Mad dogs and golfers go out in Tulsa sun

And now the weather. Scorchio! Scorchio! Scorchio! You could fry an egg on your Big Bertha, get a tan on your Titleist pro ball…

And now the weather. Scorchio! Scorchio! Scorchio! You could fry an egg on your Big Bertha, get a tan on your Titleist pro ball and watch the flags wilt and droop on the greens. If you'd just leave the air conditioned tents, that is.

Southern Hills, a series of wealth-kissed goose-bumps on the awesome tabletop-flat landscape of Oklahoma, is baking this week; the course is blanketed in a heavy, oppressive heat which promises to have as much influence on proceedings at the 101st US Open as the long, thin fairways and the stingy greens.

Even the locals are whining and swooning and they've seen it all before. Most often the conditions recall those of 1982 when the USPGA was played here and won by Ray Floyd in a sauna-bath. That competition is remembered fondly as the Sweat Hog Invitational.

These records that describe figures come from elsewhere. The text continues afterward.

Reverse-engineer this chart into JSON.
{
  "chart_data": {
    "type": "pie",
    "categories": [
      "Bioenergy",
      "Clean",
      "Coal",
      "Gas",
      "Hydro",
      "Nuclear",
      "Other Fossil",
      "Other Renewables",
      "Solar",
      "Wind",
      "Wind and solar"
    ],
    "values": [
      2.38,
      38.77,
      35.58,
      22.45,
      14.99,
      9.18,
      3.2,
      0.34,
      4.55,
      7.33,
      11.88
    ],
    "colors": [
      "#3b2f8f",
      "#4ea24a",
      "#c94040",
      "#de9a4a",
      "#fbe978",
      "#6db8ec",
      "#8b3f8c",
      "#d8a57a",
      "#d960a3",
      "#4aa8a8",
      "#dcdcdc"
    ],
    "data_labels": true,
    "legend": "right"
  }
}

In a region which has experienced June temperatures in the low hundreds there are certain bragging rights which go with just living here. The blow-hards of the local paper, the Tulsa World, managed to put a news story about the heat on the front of the main section yesterday and a little jibe at whining British journalists "used to pulling two turtlenecks and three sweaters over their big white bellies and covering a tournament in the fog" on the front of their sports section. "This is only warm", chuckled our cold-blooded colleagues.

READ MORE

From the hill where the air-conditioned press centre, club house and swimming pool sit, the oil derricks which made this town are just black silhouettes visible through the shimmering air and the high-rises of downtown Tulsa. On the course below, spectators labour around the undulating fairways, their shirts dark and wet in the soupy air. Water, somewhat criminally, is being retailed at $2.50 a bottle and the first aid people have to make constant warnings that fans should be drinking water and not beer as they follow the players.

So far this week an average of three people a day have been hospitalised for chest pains and organisers expect that figure to rise sharply as competition gets under way in earnest today and the out of breath and out of shape begin stampeding the course in pursuit of their heroes. As well as first aid tents, organisers have two first aid teams covering the fairways on bicycles.

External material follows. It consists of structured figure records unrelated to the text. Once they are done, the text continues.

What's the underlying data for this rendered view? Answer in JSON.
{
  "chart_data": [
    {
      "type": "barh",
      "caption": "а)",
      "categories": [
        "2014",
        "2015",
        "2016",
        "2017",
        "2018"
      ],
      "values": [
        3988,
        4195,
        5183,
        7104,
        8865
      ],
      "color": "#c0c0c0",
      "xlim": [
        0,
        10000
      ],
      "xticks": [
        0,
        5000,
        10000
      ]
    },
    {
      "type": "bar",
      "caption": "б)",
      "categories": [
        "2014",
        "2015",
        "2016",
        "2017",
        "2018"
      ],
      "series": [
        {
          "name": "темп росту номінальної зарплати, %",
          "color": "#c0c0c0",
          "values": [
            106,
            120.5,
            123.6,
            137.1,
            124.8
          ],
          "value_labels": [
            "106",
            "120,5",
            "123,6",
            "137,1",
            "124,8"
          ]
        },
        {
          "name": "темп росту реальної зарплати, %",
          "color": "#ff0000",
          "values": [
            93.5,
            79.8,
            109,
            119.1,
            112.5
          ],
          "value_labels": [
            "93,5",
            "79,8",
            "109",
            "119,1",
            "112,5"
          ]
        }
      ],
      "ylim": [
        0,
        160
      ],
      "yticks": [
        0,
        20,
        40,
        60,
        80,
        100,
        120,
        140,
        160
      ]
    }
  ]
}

By eight yesterday morning the temperature was 78 degrees. By mid morning it was pushing the high eighties and only the whisper of a mitigating breeze. By early afternoon the figures were in the nineties and only mad dogs, English scribblers and golfers were going out.

The golfers are divided on the business of playing in a kiln. From the players locker-room there has been a low grumbling but public utterances on the matter have been made with stiff upper lips. David Duval, raised in the humidity of southern Florida, wasn't about to add temperature to the list of mental tics which stand between himself and a major title.

"I'm in the minority right now but I think it's been pretty nice out the last few days. It's been hot and a little humid but not anywhere near as humid as it can be. The problems we might face are after a bit of rain and then the sun comes out. That's when it gets unbearable."

Rain followed by sunshine and the sort of humidity you can cut with a knife are scheduled for tomorrow. Lee Westwood came to the press area aglow with sweat and not in the sort of whippet-like shape Duval keeps himself in. He was talking a good game about the heat but sounded unconvincing. "It's pretty hot in Malaysia, if you've ever decided to go there. If you look at the first few months of the European Tour schedule they encompass places like South Africa and Malaysia and Australia, places where it gets fairly hot."

Best get it from an expert then. Thongchai Jaidee is the first Thai player to qualify for a US Open. He's 28 years old, in great shape and he finds it, well, "The weather is similar to in Thailand. I thought Palm Desert where I was training was a little hot this time of year and it feels like this. 93 degrees and 90 per cent humidity is perfect for me. All the players are complaining but I love it."

But what hope is there for our boiled Harringtons, deep-fried Darrens and poached Montys? Darren in a three-way tie (with Mark Wiebe and Steve Lowery) for heaviest player in the Open and Monty out just after noon today will be the perfect road tests for conditions here. Harrington, well conditioned and out early, should find the going tolerable.

And if there were doubts that God is a Tiger Woods fan, if not in fact a blood relative or a major sponsor, players have also been lamenting the fact the heat permits the big boys to drive the ball further and straighter. Woods has just been smiling. We'll see, we'll see.